At the end of the second quarter of 2015, 401(k)s held $4.7 trillion in assets, accounting for nearly one-fifth of all retirement assets, according to the study.

Form 5500 filings with the Department of Labor from 2013 show there were 525,954 total plans. The majority of those—302,492, or 57.5%—hold less than $1 million in assets. Plans with $10 million or less in assets account for nearly 94.5% of all plans.

On the other end of the spectrum, only 541 plans, or 0.10%, have more than $1 billion in assets.Yet the comparatively exclusive mega-plan club accounts for the largest percentage of participants and assets: almost 16.5 million participants are in plans with more than $1 billion in assets. All told, those plans hold nearly $1.9 trillion in assets, or about 45% of all 401(k) savings.

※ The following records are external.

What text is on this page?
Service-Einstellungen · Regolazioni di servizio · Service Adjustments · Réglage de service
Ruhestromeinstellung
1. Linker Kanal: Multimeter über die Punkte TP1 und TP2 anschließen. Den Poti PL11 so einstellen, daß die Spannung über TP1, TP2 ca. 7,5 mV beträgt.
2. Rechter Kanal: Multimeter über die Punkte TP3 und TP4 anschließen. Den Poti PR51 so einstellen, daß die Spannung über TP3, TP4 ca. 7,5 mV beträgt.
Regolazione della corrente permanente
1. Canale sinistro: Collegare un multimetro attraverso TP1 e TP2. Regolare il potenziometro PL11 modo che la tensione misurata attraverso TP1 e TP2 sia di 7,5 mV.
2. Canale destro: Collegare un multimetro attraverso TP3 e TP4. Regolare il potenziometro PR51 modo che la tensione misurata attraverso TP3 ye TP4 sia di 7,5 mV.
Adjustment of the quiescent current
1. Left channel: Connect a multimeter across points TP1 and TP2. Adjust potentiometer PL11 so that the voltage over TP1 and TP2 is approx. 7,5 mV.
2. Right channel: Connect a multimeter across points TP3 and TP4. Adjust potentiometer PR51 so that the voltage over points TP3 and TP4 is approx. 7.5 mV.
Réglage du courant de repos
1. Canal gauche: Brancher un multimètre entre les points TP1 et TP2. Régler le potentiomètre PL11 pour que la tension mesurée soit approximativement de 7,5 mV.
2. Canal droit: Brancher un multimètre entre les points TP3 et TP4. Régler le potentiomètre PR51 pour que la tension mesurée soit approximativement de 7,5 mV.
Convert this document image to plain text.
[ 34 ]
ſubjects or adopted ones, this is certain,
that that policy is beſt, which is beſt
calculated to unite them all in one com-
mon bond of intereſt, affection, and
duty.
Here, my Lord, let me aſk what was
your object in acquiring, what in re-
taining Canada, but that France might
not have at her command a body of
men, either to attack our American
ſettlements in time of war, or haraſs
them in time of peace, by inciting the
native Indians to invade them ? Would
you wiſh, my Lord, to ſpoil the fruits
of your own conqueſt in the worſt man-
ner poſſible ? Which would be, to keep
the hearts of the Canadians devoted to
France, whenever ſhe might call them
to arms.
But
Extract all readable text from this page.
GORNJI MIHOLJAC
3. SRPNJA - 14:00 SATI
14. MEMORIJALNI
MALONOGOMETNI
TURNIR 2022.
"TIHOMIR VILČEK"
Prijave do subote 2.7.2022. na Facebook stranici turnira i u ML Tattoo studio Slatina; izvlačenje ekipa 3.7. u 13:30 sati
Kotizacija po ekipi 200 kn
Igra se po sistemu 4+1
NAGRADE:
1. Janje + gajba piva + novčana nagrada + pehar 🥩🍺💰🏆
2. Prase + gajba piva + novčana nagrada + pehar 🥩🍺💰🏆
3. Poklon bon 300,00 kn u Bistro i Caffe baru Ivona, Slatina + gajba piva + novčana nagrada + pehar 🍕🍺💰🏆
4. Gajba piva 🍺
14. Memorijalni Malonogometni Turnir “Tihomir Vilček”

The ICI/BrightScope annual report looks at a portion of the Form 5500 data filed with the DOL. A significant portion of the study is dedicated to understanding the fees paid relative to all plans, and how costs relate to participant-weighted analysis of plans and asset-weighted analysis.

Data shows that while participants in larger plans clearly benefit from scale, some small plans managed to pay significantly less in costs than others: costs for plans in the $1 million to $10 million segment ranged widely, from 68 basis points to 153 basis points.

And that suggests some plans may be benefiting from a fiduciary level of plan advice, and some may not.

One primary source of total plan costs is the expense ratio participants pay on investments like mutual funds and target date funds—recordkeeping, administrative and advisory costs account for other components of total plan expenses.

The average expense ratio for a mutual fund offered in a 401(k) plan of any size was 54 basis points, a steady and significant decline from the average of 74 basis points in 2009, when the Great Recession had collapsed 401(k) account values. That data point provides a reminder of the advantages of participating in a 401(k) plan. Investors in the general retail market pay an average of 70 basis points for their shares of mutual funds.

The all-plan average for target date funds was 56 basis points—the smallest plans averaged 77 basis points for managed funds, while participants in mega plans paid an average of 48 basis points for shares of target date funds.

Indexed mutual funds averaged a cost of 13 basis points for all plans—ranging from 10 basis points to 26 basis points, the larger plans of course paying less.